Parsers should support unvalidated UTF16
Currnetly the parsers, like Instant::from_str() requires validated UTF8 str.
JS engines typically have UTF16 or unvalidated UTF8.
It would be nice if these parsers were written to consume &[u8] (most of the parsing is ASCII only anyway), so we could at least operate on unvalidated UTF8 and have from_utf8_bytes() functions.
Ideally we also have UTF16 functions. That would need a tweak to the ixdtf parser.
cc @nekevss
A thing I may do over capi is adding from_str_utf8() from_str_utf16() that take DiplomatStr and DiplomatStr16, converting internally. Then over time we can make optimizations to avoid conversions/checking.

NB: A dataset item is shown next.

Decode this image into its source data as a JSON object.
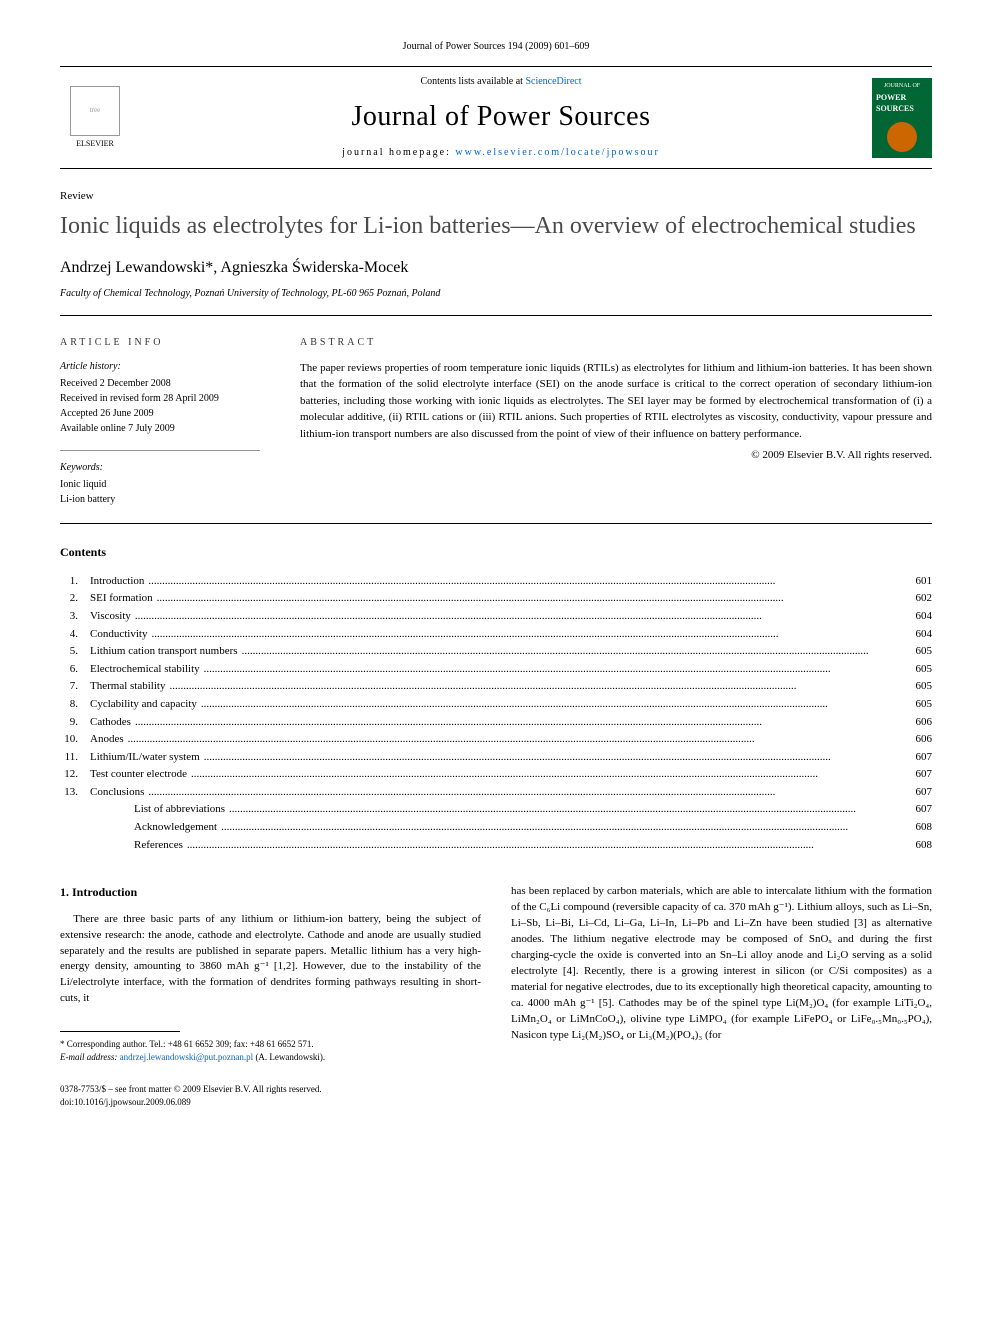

Parsing unvalidated utf8 has been implemented in #295
With unicode-org/icu4x#6577 merged, implementing UTF16 support should mostly be unblocked.
Added a mention of Latin-1 to the issue.
So are you thinking that instead of from_utf8, we rename to from_latin1?
I was sort of leaning towards keeping from_utf8 since the validation for values is ASCII anyways and would cause less confusion from the native Rust side of things.
But I'm also open to other alternatives:
- from_bytes
- from_latin1
- from_ascii_bytes
- from_utf8 (same)
So are you thinking that instead of from_utf8, we rename to from_latin1?
No, we'd have both, like ICU4X.
But yes, since it's all ASCII anyway, the point might be moot.
With #365 merged, this implementation is no longer blocked by ixdtf.